A gradual revival as countries reopen their economies and reduced production from US shale oil companies will support the market for crude, said Pick.

“On a three to five-year view, it is unlikely that we will be in the extreme lockdown scenario that we are now seeing and oil demand will recover,” she said.

Sasol said last month it plans to raise $6bn by the end of its 2021 financial year, including a share sale of as much as $2bn, as it seeks to reduce net debt of about $10bn. It’s also in negotiations with lenders to arrange greater flexibility over its repayments.

“Most of the debt is in the US and it is quite low-interest-rate debt,” said Pick. “So there is room to take higher finance costs in exchange for more relaxed risk metrics on the debt.” Success in reducing costs, cutting capital spending and selling some non-core assets would help reduce the size of any rights issue, she said.

At worst, Pick estimates Sasol may need to raise as much as R140bn from a share sale.
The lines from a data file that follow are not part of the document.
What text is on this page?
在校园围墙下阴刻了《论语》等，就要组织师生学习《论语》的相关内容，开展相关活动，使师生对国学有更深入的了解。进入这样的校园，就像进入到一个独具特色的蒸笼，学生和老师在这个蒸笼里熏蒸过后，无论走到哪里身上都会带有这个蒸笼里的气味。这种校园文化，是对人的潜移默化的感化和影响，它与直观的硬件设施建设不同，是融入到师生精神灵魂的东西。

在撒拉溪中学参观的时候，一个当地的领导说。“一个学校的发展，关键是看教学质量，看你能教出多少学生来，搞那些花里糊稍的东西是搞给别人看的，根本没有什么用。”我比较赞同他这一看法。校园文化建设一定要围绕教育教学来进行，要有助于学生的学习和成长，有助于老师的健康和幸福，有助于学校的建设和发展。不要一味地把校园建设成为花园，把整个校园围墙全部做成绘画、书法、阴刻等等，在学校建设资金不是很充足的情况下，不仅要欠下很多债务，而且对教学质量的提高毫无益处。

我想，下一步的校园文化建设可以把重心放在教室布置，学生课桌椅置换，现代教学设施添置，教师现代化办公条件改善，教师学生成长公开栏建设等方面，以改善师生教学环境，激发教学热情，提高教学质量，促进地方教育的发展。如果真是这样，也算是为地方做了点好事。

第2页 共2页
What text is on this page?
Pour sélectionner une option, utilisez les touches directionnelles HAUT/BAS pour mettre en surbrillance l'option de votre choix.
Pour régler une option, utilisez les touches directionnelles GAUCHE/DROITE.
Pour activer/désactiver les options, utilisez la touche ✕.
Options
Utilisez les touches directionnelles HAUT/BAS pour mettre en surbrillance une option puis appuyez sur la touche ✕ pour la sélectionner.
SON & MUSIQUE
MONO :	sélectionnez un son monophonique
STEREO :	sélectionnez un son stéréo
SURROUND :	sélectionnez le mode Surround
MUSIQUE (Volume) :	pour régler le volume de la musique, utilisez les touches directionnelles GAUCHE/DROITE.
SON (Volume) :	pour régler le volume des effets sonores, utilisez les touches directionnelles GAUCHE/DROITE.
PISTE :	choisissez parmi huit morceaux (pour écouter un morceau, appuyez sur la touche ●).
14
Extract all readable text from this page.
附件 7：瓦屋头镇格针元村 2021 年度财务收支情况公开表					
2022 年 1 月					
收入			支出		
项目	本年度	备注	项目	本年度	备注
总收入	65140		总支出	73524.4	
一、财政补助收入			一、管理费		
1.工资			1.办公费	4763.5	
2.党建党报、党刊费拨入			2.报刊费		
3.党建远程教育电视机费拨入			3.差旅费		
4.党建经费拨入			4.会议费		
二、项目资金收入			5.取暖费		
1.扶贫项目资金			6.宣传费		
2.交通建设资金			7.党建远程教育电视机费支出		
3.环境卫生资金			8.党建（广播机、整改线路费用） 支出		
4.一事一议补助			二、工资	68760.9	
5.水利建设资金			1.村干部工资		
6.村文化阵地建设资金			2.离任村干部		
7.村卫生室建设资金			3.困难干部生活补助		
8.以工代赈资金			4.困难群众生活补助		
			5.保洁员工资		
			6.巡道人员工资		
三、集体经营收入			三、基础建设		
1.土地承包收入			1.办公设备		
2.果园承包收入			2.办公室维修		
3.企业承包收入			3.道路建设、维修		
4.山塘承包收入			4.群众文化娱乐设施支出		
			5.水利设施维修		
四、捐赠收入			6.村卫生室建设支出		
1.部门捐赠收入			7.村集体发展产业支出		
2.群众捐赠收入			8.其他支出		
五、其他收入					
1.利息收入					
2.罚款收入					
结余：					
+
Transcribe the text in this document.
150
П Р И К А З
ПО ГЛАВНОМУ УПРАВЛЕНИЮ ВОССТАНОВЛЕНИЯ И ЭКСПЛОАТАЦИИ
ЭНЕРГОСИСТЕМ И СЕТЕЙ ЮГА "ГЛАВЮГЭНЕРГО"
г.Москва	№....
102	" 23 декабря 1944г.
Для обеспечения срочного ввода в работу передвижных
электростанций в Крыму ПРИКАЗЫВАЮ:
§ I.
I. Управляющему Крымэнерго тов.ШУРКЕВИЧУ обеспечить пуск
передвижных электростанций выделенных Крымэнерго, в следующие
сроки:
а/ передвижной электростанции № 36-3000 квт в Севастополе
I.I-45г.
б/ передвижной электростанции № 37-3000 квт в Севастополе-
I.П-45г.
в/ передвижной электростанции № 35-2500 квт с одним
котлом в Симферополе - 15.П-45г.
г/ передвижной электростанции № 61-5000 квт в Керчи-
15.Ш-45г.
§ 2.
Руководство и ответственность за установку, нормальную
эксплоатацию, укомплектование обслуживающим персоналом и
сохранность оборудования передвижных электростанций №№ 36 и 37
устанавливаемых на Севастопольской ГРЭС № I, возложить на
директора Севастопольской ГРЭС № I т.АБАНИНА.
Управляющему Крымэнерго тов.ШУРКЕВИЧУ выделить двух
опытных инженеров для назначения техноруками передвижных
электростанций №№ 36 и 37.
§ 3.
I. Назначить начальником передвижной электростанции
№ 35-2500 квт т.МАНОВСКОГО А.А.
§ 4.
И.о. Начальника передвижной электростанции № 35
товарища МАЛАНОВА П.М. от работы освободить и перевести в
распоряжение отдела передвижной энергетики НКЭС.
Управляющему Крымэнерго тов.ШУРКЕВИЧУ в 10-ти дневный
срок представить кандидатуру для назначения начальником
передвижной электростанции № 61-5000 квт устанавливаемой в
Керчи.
But she envisages that the amount could be as low as R20bn in a “last resort” option that won’t be carried out before August.

“The key thing will be what they agree with lenders,” Pick said. “If lenders give them a reprieve, then the rights issue will not be that urgently necessary.”

Sasol extended its decline on Tuesday, falling 15% in early trade in Johannesburg, taking the slump since the start of the year to 84%.